S No. Name of drug Delivery type Comments Reference
1 Aspirin Phospholipid complex Improved solubility and bioavailability [47]
2 Biochanin Nanosized phospholipid complex Significant increase in intestinal permeability and oral bioavailability [48]
3 Catechin Phospholipid complex Improved lipid solubility with sustained-release action [49]
4 Curcumin Phospholipid complex Improved therapeutic efficacy and safety [50]
5 Docetaxel Self-micro emulsifying drug delivery system Improved Permeability and dissolution profile [51]
6 Embelin Phospholipid complex Improved solubility and dissolution profile compared with free embelin [52]
7 Emodin Phospholipid complex Enhanced solubility in water and octanol [53]
8 Erlotinib Phospholipid complex Enhanced bioavailability and higher in vitro cytotoxicity [54]
9 Etoposide Self-emulsifying drug delivery system Enhanced drug release and oral bioavailability [55]
10 Evodiamine Phospholipid complex Enhanced oral bioavailability [56]
11 Fexofenadine Phospholipid complex Increased lipophilicity and intestinal permeation [57]
12 Ibuprofen Phospholipid complex Increased solubility in phosphate buffer [58]
13 Methotrexate Self-assembled nanoparticles Sustained release and significant cytotoxic effect than free drug [59]
14 Mangiferin Soft nanoparticles Improved aqueous solubility, in vitro release and bioavailability [60]
15 Naringenin Phospholipid complex Better solubility along with improved dissolution profile [61]
16 Paclitaxel Self-nano emulsifying drug delivery system 2.13-fold higher bioavailability [62]
17 Puerarin Microemulsion Improved bioavailability [63]
18 Quercetin Phospholipid complex Increased oral bioavailability compared with pure drug [64]
19 Rifampicin Phospholipid complex Enhanced oral bioavailability and solubility [65]
20 Rutin Nano lipid complex Improved oral bioavailability and better hepatoprotective action [66]
21 Silybin Nanosuspension Potent hepatoprotective effect [67]
22 Sinigrin Phytosome-complex Reduced toxicity and enhanced activity [68]
23 Tamoxifen Phospholipid complex Enhanced oral bioavailability and aqueous solubility [69]

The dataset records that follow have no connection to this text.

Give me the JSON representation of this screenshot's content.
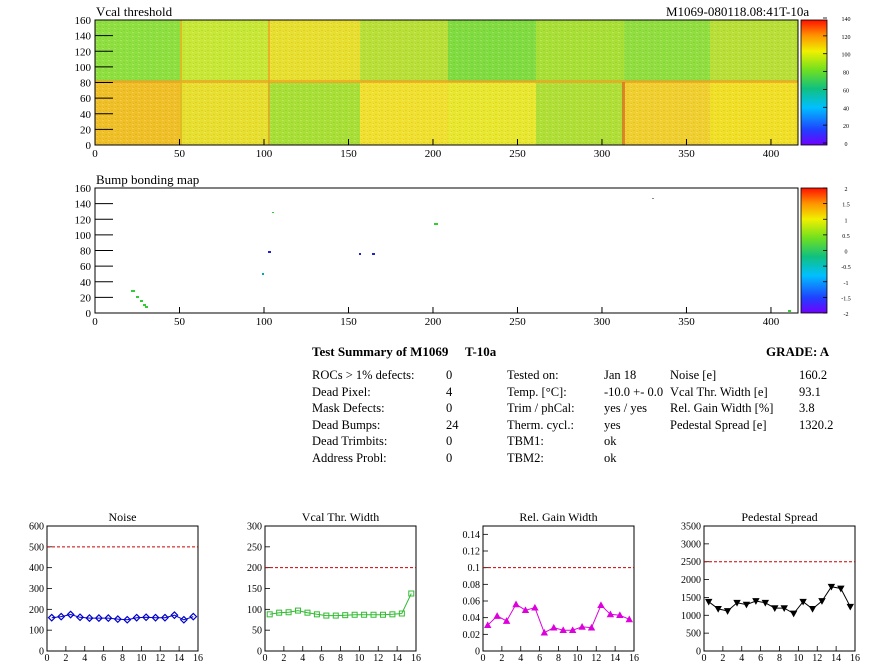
{
  "vcal_map": {
    "title": "Vcal threshold",
    "module_id": "M1069-080118.08:41T-10a",
    "x_ticks": [
      "0",
      "50",
      "100",
      "150",
      "200",
      "250",
      "300",
      "350",
      "400"
    ],
    "y_ticks": [
      "0",
      "20",
      "40",
      "60",
      "80",
      "100",
      "120",
      "140",
      "160"
    ],
    "colorbar_ticks": [
      "0",
      "20",
      "40",
      "60",
      "80",
      "100",
      "120",
      "140"
    ]
  },
  "bump_map": {
    "title": "Bump bonding map",
    "x_ticks": [
      "0",
      "50",
      "100",
      "150",
      "200",
      "250",
      "300",
      "350",
      "400"
    ],
    "y_ticks": [
      "0",
      "20",
      "40",
      "60",
      "80",
      "100",
      "120",
      "140",
      "160"
    ],
    "colorbar_ticks": [
      "-2",
      "-1.5",
      "-1",
      "-0.5",
      "0",
      "0.5",
      "1",
      "1.5",
      "2"
    ]
  },
  "summary": {
    "title": "Test Summary of M1069",
    "temp_label": "T-10a",
    "grade": "GRADE:  A",
    "col1": [
      {
        "label": "ROCs > 1% defects:",
        "value": "0"
      },
      {
        "label": "Dead Pixel:",
        "value": "4"
      },
      {
        "label": "Mask Defects:",
        "value": "0"
      },
      {
        "label": "Dead Bumps:",
        "value": "24"
      },
      {
        "label": "Dead Trimbits:",
        "value": "0"
      },
      {
        "label": "Address Probl:",
        "value": "0"
      }
    ],
    "col2": [
      {
        "label": "Tested on:",
        "value": "Jan 18"
      },
      {
        "label": "Temp. [°C]:",
        "value": "-10.0 +- 0.0"
      },
      {
        "label": "Trim / phCal:",
        "value": "yes / yes"
      },
      {
        "label": "Therm. cycl.:",
        "value": "yes"
      },
      {
        "label": "TBM1:",
        "value": "ok"
      },
      {
        "label": "TBM2:",
        "value": "ok"
      }
    ],
    "col3": [
      {
        "label": "Noise [e]",
        "value": "160.2"
      },
      {
        "label": "Vcal Thr. Width [e]",
        "value": "93.1"
      },
      {
        "label": "Rel. Gain Width [%]",
        "value": "3.8"
      },
      {
        "label": "Pedestal Spread [e]",
        "value": "1320.2"
      }
    ]
  },
  "chart_data": [
    {
      "type": "scatter",
      "title": "Noise",
      "x": [
        0,
        1,
        2,
        3,
        4,
        5,
        6,
        7,
        8,
        9,
        10,
        11,
        12,
        13,
        14,
        15
      ],
      "values": [
        160,
        165,
        175,
        162,
        158,
        158,
        158,
        153,
        150,
        160,
        162,
        160,
        160,
        172,
        150,
        165
      ],
      "ylim": [
        0,
        600
      ],
      "yticks": [
        0,
        100,
        200,
        300,
        400,
        500,
        600
      ],
      "xticks": [
        0,
        2,
        4,
        6,
        8,
        10,
        12,
        14,
        16
      ],
      "limit": 500,
      "marker": "diamond",
      "color": "#0000cc"
    },
    {
      "type": "line",
      "title": "Vcal Thr. Width",
      "x": [
        0,
        1,
        2,
        3,
        4,
        5,
        6,
        7,
        8,
        9,
        10,
        11,
        12,
        13,
        14,
        15
      ],
      "values": [
        88,
        92,
        93,
        97,
        92,
        88,
        85,
        85,
        86,
        87,
        87,
        87,
        87,
        88,
        90,
        138
      ],
      "ylim": [
        0,
        300
      ],
      "yticks": [
        0,
        50,
        100,
        150,
        200,
        250,
        300
      ],
      "xticks": [
        0,
        2,
        4,
        6,
        8,
        10,
        12,
        14,
        16
      ],
      "limit": 200,
      "marker": "square",
      "color": "#33bb33"
    },
    {
      "type": "line",
      "title": "Rel. Gain Width",
      "x": [
        0,
        1,
        2,
        3,
        4,
        5,
        6,
        7,
        8,
        9,
        10,
        11,
        12,
        13,
        14,
        15
      ],
      "values": [
        0.031,
        0.042,
        0.036,
        0.056,
        0.049,
        0.052,
        0.022,
        0.028,
        0.025,
        0.025,
        0.029,
        0.028,
        0.055,
        0.044,
        0.043,
        0.038
      ],
      "ylim": [
        0,
        0.15
      ],
      "yticks": [
        0,
        0.02,
        0.04,
        0.06,
        0.08,
        0.1,
        0.12,
        0.14
      ],
      "xticks": [
        0,
        2,
        4,
        6,
        8,
        10,
        12,
        14,
        16
      ],
      "limit": 0.1,
      "marker": "triangle",
      "color": "#dd00dd"
    },
    {
      "type": "line",
      "title": "Pedestal Spread",
      "x": [
        0,
        1,
        2,
        3,
        4,
        5,
        6,
        7,
        8,
        9,
        10,
        11,
        12,
        13,
        14,
        15
      ],
      "values": [
        1380,
        1180,
        1120,
        1350,
        1300,
        1400,
        1350,
        1200,
        1200,
        1050,
        1380,
        1180,
        1400,
        1800,
        1750,
        1240
      ],
      "ylim": [
        0,
        3500
      ],
      "yticks": [
        0,
        500,
        1000,
        1500,
        2000,
        2500,
        3000,
        3500
      ],
      "xticks": [
        0,
        2,
        4,
        6,
        8,
        10,
        12,
        14,
        16
      ],
      "limit": 2500,
      "marker": "triangle-down",
      "color": "#000000"
    }
  ]
}
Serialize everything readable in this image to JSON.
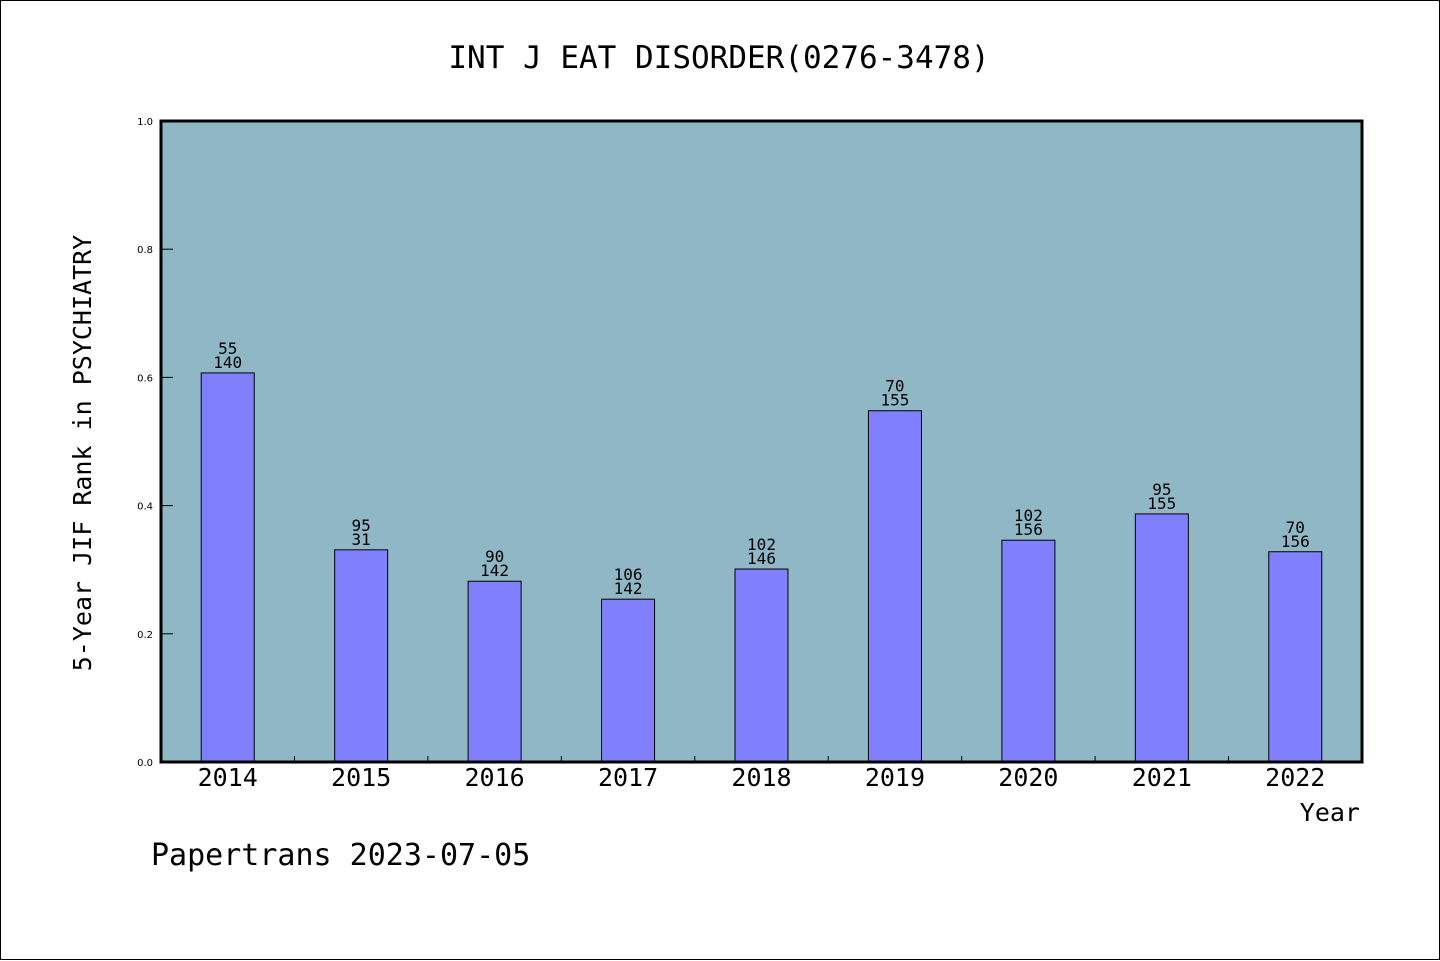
{
  "chart_data": {
    "type": "bar",
    "title": "INT J EAT DISORDER(0276-3478)",
    "xlabel": "Year",
    "ylabel": "5-Year JIF Rank in PSYCHIATRY",
    "categories": [
      "2014",
      "2015",
      "2016",
      "2017",
      "2018",
      "2019",
      "2020",
      "2021",
      "2022"
    ],
    "values": [
      0.607,
      0.331,
      0.282,
      0.254,
      0.301,
      0.548,
      0.346,
      0.387,
      0.328
    ],
    "labels_top": [
      "55",
      "95",
      "90",
      "106",
      "102",
      "70",
      "102",
      "95",
      "70"
    ],
    "labels_bottom": [
      "140",
      "31",
      "142",
      "142",
      "146",
      "155",
      "156",
      "155",
      "156"
    ],
    "ylim": [
      0,
      1.0
    ],
    "yticks": [
      "0.0",
      "0.2",
      "0.4",
      "0.6",
      "0.8",
      "1.0"
    ],
    "grid": false,
    "colors": {
      "plot_background": "#8fb7c6",
      "bar": "#8080ff"
    }
  },
  "footer": "Papertrans 2023-07-05"
}
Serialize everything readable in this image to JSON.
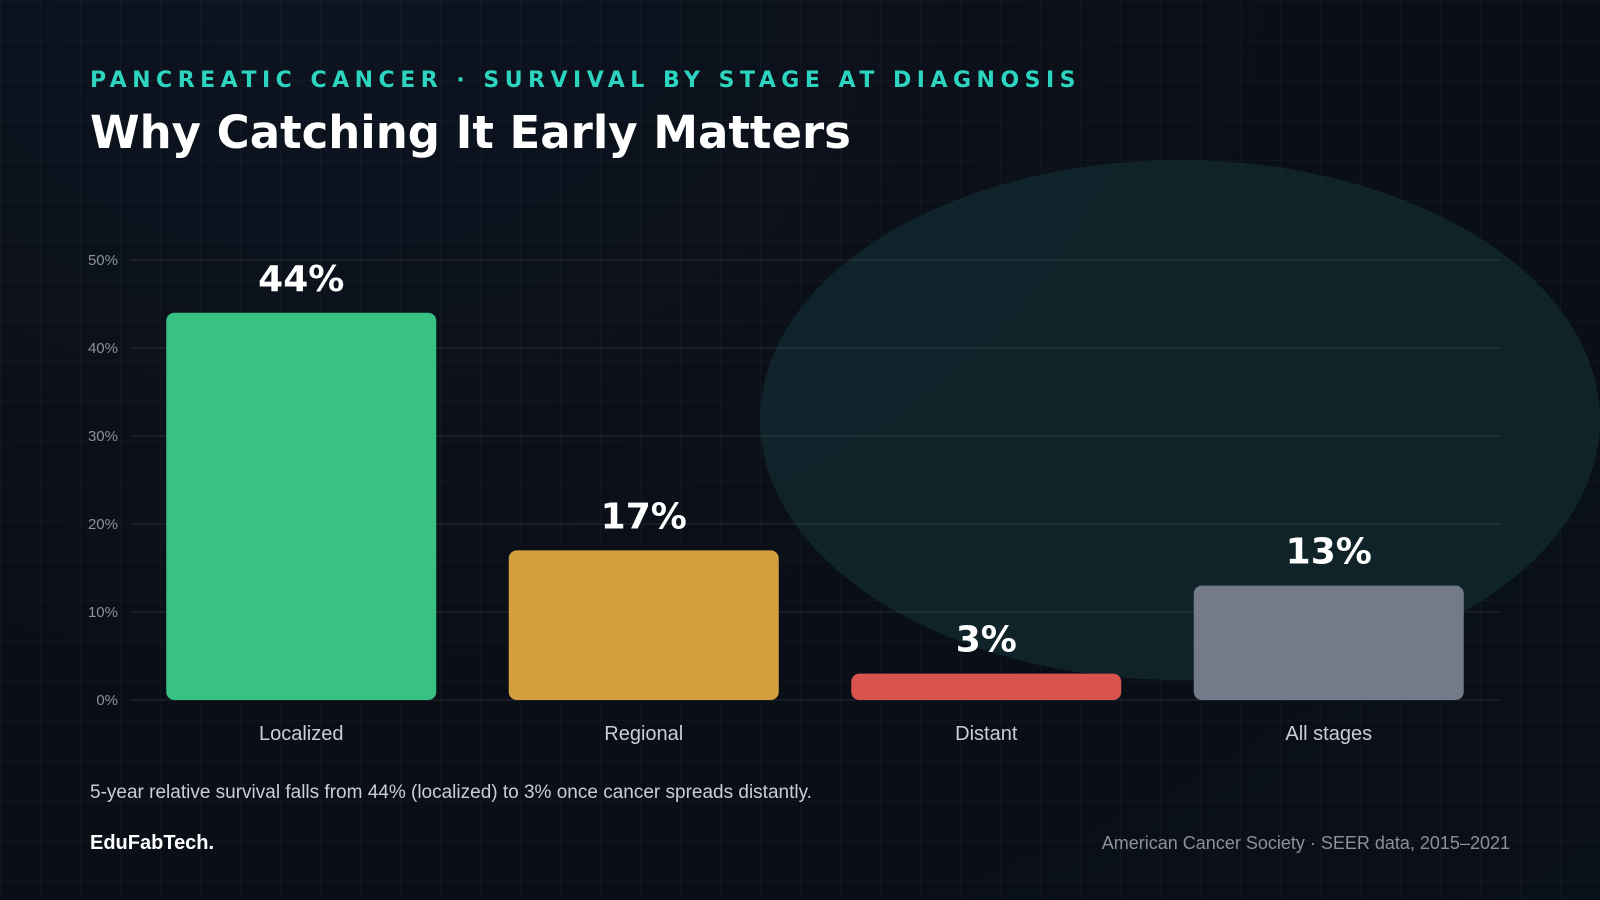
{
  "header": {
    "kicker": "PANCREATIC CANCER · SURVIVAL BY STAGE AT DIAGNOSIS",
    "title": "Why Catching It Early Matters"
  },
  "chart_data": {
    "type": "bar",
    "categories": [
      "Localized",
      "Regional",
      "Distant",
      "All stages"
    ],
    "values": [
      44,
      17,
      3,
      13
    ],
    "value_labels": [
      "44%",
      "17%",
      "3%",
      "13%"
    ],
    "colors": [
      "#37c183",
      "#d4a03f",
      "#d9534f",
      "#737b8a"
    ],
    "ylim": [
      0,
      50
    ],
    "yticks": [
      0,
      10,
      20,
      30,
      40,
      50
    ],
    "ytick_labels": [
      "0%",
      "10%",
      "20%",
      "30%",
      "40%",
      "50%"
    ],
    "grid": true,
    "xlabel": "",
    "ylabel": ""
  },
  "caption": "5-year relative survival falls from 44% (localized) to 3% once cancer spreads distantly.",
  "footer": {
    "brand": "EduFabTech.",
    "source": "American Cancer Society · SEER data, 2015–2021"
  },
  "colors": {
    "accent": "#2dd4bf",
    "background": "#0b0f18"
  }
}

Table 2: Investigations on Drug-Phospholipid Complex for Enhanced Drug Delivery.


An increase in the number of cancer cases has driven researchers to find novel therapies for fighting cancer over the last few decades. Among the new modes of treatments, nanosystems, especially phospholipid-based systems, have gained attention because of their unique advantages such as biocompatibility, small size and high surface area. Phospholipid-based formulations have emerged as a boon for improving the bioavailability of anti-cancer agents. Many of the anti-cancer agents suffer from low oral bioavailability, therefore to overcome the limitations of such drug molecules, promising outcomes of these strategies give additional research potential. Furthermore, these strategies can have the perks of being cost-effective as they are easy to formulate compared with other delivery systems. These can serve as platform technologies to enhance the clinical effectiveness of drugs that are potent but difficult to deliver orally. These strategies could be seen as an alternative to existing delivery systems with improved efficiency and bioavailability. Nonetheless, given the growing interest in oral drug delivery, these approaches could see a significant rise in commercial formulations in the near future.

Conflict of interest:

The authors have no conflicts of interest regarding this investigation.